The inequality that must be true is \(6 + 11>BC\) (the third option). Also, let's re - check the first option. Wait, if we consider the triangle inequality \(AC+BC>AB\) (6 + BC>11) → BC>5, and \(AB + BC>AC\) (11+BC>6) → BC>- 5, and \(AB + AC>BC\) (17>BC). Now, is \(6\lt BC\) always true? No, because BC can be 5.5. Is \(11>BC\) always true? No, because BC can be 12. The only one that is always true is \(6 + 11>BC\). Also, wait, maybe the first option: \(6\lt BC\). Wait, if BC is 6, then \(AC + BC=6 + 6 = 12>11\), \(AB+BC=11 + 6 = 17>6\), \(AB + AC=17>6\). So BC = 6 is valid? Wait, no, \(AC + BC>AB\) when BC = 6: \(6+6 = 12>11\), which is true.

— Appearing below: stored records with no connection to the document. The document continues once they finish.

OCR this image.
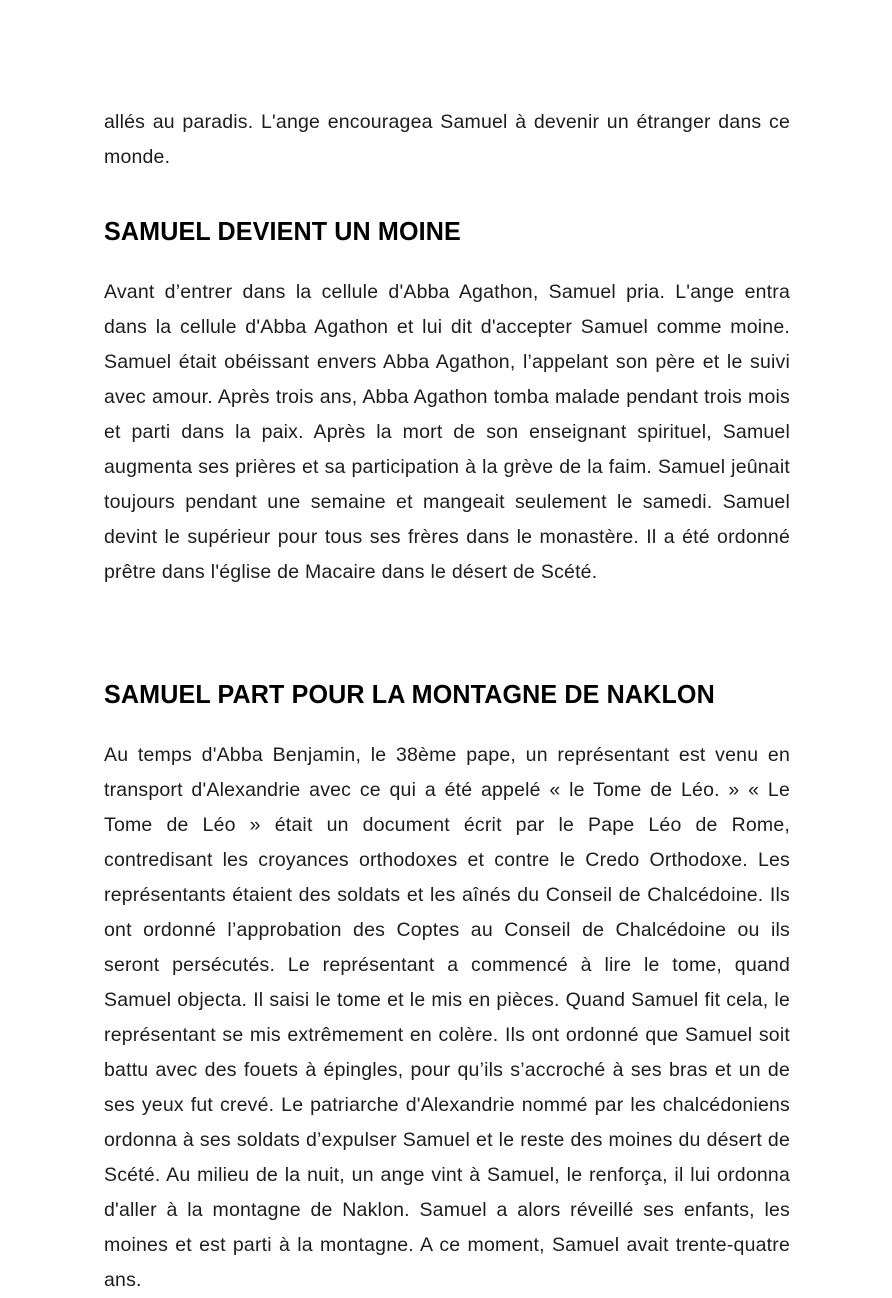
allés au paradis. L'ange encouragea Samuel à devenir un étranger dans ce monde.

SAMUEL DEVIENT UN MOINE

Avant d’entrer dans la cellule d'Abba Agathon, Samuel pria. L'ange entra dans la cellule d'Abba Agathon et lui dit d'accepter Samuel comme moine. Samuel était obéissant envers Abba Agathon, l’appelant son père et le suivi avec amour. Après trois ans, Abba Agathon tomba malade pendant trois mois et parti dans la paix. Après la mort de son enseignant spirituel, Samuel augmenta ses prières et sa participation à la grève de la faim. Samuel jeûnait toujours pendant une semaine et mangeait seulement le samedi. Samuel devint le supérieur pour tous ses frères dans le monastère. Il a été ordonné prêtre dans l'église de Macaire dans le désert de Scété.

SAMUEL PART POUR LA MONTAGNE DE NAKLON

Au temps d'Abba Benjamin, le 38ème pape, un représentant est venu en transport d'Alexandrie avec ce qui a été appelé « le Tome de Léo. » « Le Tome de Léo » était un document écrit par le Pape Léo de Rome, contredisant les croyances orthodoxes et contre le Credo Orthodoxe. Les représentants étaient des soldats et les aînés du Conseil de Chalcédoine. Ils ont ordonné l’approbation des Coptes au Conseil de Chalcédoine ou ils seront persécutés. Le représentant a commencé à lire le tome, quand Samuel objecta. Il saisi le tome et le mis en pièces. Quand Samuel fit cela, le représentant se mis extrêmement en colère. Ils ont ordonné que Samuel soit battu avec des fouets à épingles, pour qu’ils s’accroché à ses bras et un de ses yeux fut crevé. Le patriarche d'Alexandrie nommé par les chalcédoniens ordonna à ses soldats d’expulser Samuel et le reste des moines du désert de Scété. Au milieu de la nuit, un ange vint à Samuel, le renforça, il lui ordonna d'aller à la montagne de Naklon. Samuel a alors réveillé ses enfants, les moines et est parti à la montagne. A ce moment, Samuel avait trente-quatre ans.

Wait, \(|AB - AC|=5\), so BC must be greater than 5. So BC can be 6. So \(6\lt BC\) is not true when BC = 6. But \(6\leq BC\) would be true? Wait, the option is \(6\lt BC\) (strictly greater). So when BC = 6, \(6\lt BC\) is false. So the only inequality that is always true is \(6 + 11>BC\).